Or, si les demandes d’optimisation ne manquent pas cette année comme si elles devaient être les dernières, les sollicitations sur l’état de la discussion budgétaire ont pour leur part disparu.
Peut-être parce que c’est la discussion elle-même qui a en réalité disparu, remplacée par une cacophonie assourdissante, sur fond de concours de bonnes idées auquel participent des parlementaires en mal d’idéologie pour certains et de retombées électorales pour d’autres. Les amendements et autres propositions n’ayant de toute manière aucune chance d’aboutir, certains se sont en effet lancés dans une course effrénée aux idées géniales et généreuses.
Les débats budgétaires ont donc perdu toute crédibilité et au lieu de se tenir au courant de leur évolution, les contribuables concernés se contentent d’attendre.
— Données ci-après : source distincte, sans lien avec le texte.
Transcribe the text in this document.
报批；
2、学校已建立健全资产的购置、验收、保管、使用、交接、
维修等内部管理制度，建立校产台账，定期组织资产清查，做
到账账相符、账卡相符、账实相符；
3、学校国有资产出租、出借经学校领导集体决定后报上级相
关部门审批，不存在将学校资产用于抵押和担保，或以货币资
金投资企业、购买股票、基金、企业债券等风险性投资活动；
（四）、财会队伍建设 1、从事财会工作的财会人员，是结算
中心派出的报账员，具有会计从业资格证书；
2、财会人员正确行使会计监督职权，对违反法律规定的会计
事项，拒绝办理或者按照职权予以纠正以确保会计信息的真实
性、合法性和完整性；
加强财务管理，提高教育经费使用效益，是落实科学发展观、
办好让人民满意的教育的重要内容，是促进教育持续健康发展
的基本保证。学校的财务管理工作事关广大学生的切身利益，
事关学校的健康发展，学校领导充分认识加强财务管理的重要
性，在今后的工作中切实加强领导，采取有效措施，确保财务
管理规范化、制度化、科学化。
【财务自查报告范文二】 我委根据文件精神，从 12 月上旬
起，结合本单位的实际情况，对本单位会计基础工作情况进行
Sans aucune illusion mais non sans appréhension.
Arrivé le 10 octobre sur le bureau de l’Assemblée, le projet de loi de finances a d’ailleurs donné lieu pendant un mois à une bataille sans précédent d’amendements contradictoires pour finir par un texte rejeté le 12 novembre dernier. C’est donc un texte désavoué qui est arrivé devant le Sénat et qui repartira devant l’Assemblée nationale qui doit avoir le dernier mot. Encore faut-il qu’elle arrive à se prononcer.
Or, sans majorité crédible, le gouvernement censé défendre son texte risque de recevoir une nouvelle fin de non-recevoir. Diverses éventualités sont alors envisageables mais aucune n’est glorieuse.
Si le gouvernement arrive à un compromis, ce sera au prix de tant de contorsions, abandons et contradictions que le texte ne ressemblera à rien et ne sera certainement pas au service d’un pays au bord de la faillite. En tout état de cause, il ne répondra pas aux attentes des Français.
Si aucun compromis n’est trouvé, le gouvernement tentera alors, comme sous la législature précédente, de passer en force en imposant en bloc son texte aux députés sur le fondement du fameux article 49-3 de la Constitution.
Si le texte passe ainsi, ce sera un déni de démocratie.
Si les députés répliquent en votant une motion de censure, le texte est rejeté, le gouvernement tombe et la France se retrouve sans budget.
Et c’est ici qu’on s’aperçoit que la France aux multiples régimes et constitutions depuis deux siècles n’a finalement rien prévu si le Parlement n’arrive pas à voter un budget.
Sous la IVe République, on repartait tous les mois avec 1/12e du budget de l’année passée. Sous la Ve, on s’interroge. Rien n’est en fait prévu. Il existe bien une procédure consistant à demander au Parlement de voter une loi spéciale autorisant le gouvernement à continuer de percevoir les impôts sur la base de ceux votés l’année passée tout en ouvrant les crédits par décret.
Mais il ne s’agit là que d’une solution provisoire qui ne saurait durer.
Que l’on arrive à un budget voté par lassitude, par crainte ou par habitude ou au contraire à une absence de budget voté, le résultat sera donc le même : on sera passé d’un débat inaudible à une absence de débat.
D’où l’attitude actuelle des contribuables. S’ils n’étaient déjà plus très certains de consentir à l’impôt comme l’exige pourtant la Constitution, ils sont maintenant persuadés de n’avoir consenti à rien. Si l'impôt n’est pas débattu par ses représentants, le contribuable ne peut donner son avis sur l’impôt qu’on va lui réclamer et s’il ne peut pas donner son avis, il ne peut pas y consentir.
Une loi de finances qui ne peut être discutée est inquiétante. C’est le signe que nos institutions ne sont plus à même d’affronter les difficultés budgétaires du pays.
Et si le contribuable se désintéresse de cette loi de finances, c’est peut-être le signe qu’il perd espoir mais aussi qu’il est lucide.
Puissent nos gouvernants l’être aussi.